Prepping the structure to withstand the lift was a major task, says Domenick DiNizo, L&L vice president. “We spent the majority of the first year of the project doing very detailed surveys of the historic plaster and terra-cotta, and implementing a very robust stabilization plan,” he says.

That plan included reconnecting old wire ties to historic plaster, masonry repairs of terra-cotta and installing the primary structure for a new stage, which during the lift is offering lateral support, DiNizo says.

The biggest hurdle was right at the start, McGovern says. “The toughest part of the lift is breaking the existing theater free from its foundations that it’s been on for 100 years,” he says.

The lift is using a series of structural steel shoring posts and 200-ton hydraulic jacks, each with a maximum stroke of 6 in. before needing to be reset, DiNizo says. The team started moving up only a few inches a day, he says.

“We wanted to go slow early given what we’re lifting—a 100-year-old landmark theater—and to make sure [we] understand how the theater is reacting to the lift,” he says.

Once the team got into a flow resetting the jacks, the lifts moved to around 2 to 3 ft a day, until the theater hit the 17-ft mark in early March. Steel erection crews stepped in next to install structural framing, connecting to new columns from the cellar and pouring a cast-in-place concrete ground floor, DiNizo says.

A second push will bring the theater up to 31 ft, with crews adding more columns and a slab on metal deck second floor, he adds.

“Then the load transfer will go onto the permanent structure and then all the lifting apparatus—the lift posts and the temporary shoring frames—will be removed,” DiNizo says.

During the lift, crews are carefully monitoring the gaps between the theater’s exterior and the new building’s envelope, he says. The gaps—for seismic and sound reduction purposes—are 1 to 3 in. on the east side and 4 to 5 in. where the building connects to the western podium via expansion joints.

theater construction

The palace theater is seen at the far right of the above photo, and the image at bottom shows its final resting place.
Images: (above) by Eydie Cubarrubia; (below) courtesy L&L Holding Co.

theater construction

Signs of the Times

A final highlight for the TSX tower will be its dynamic exterior, with Times Square’s only permanent outdoor stage and a battery of integrated signs and lights from base to crown. The external 4,000-sq-ft performance venue is on the third floor, which when closed also functions as a 30-ft by 30-ft sign. That section will also have seating, terraces and a bar and lounge.

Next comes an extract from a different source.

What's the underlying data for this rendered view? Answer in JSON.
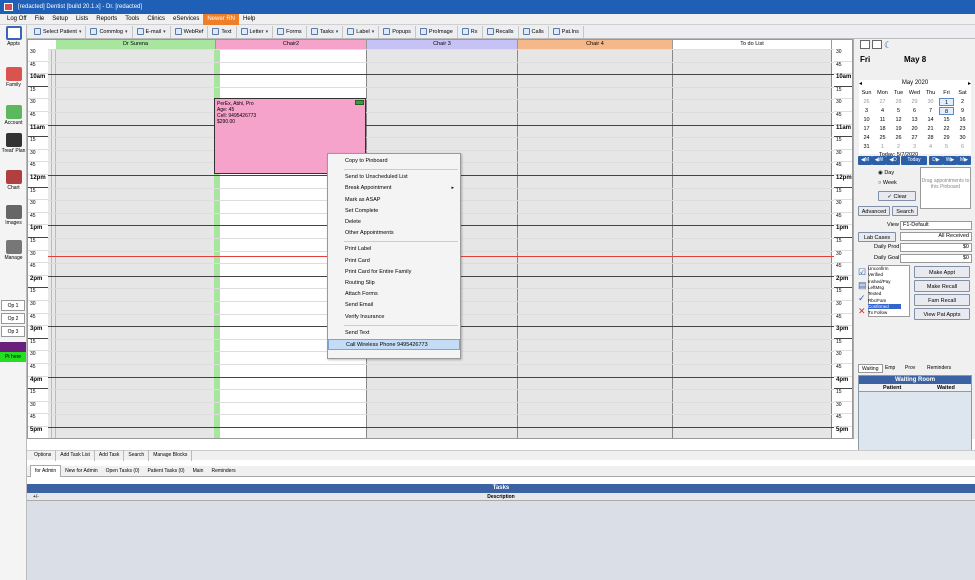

“This is a highly complex project. Just following the load paths from roof to foundation is a feat.”
—Cawsie Jijina, Principal, Severud Associates Consulting Engineers

The building’s base will have an 18,000-sq-ft high resolution digital sign with more than 9,000 LED nodes, which will wrap around the stage. A facade lighting system also runs up the tower’s curtain wall system, and its four-story crown will have three 420-sq-ft LED signs.

“That will be over 600 picks of steel and equipment and components on the roof,” McGovern says.

The total 51,000 sq ft of advertising space—along with opportunities to customize lighting, messaging and images—can work in a single integrated package. It also fits right into the unitized curtain wall that gives the building a unique feel, Israel says.

“It’s a facade that even in the middle of Times Square, you’ll be able to see us,” he adds.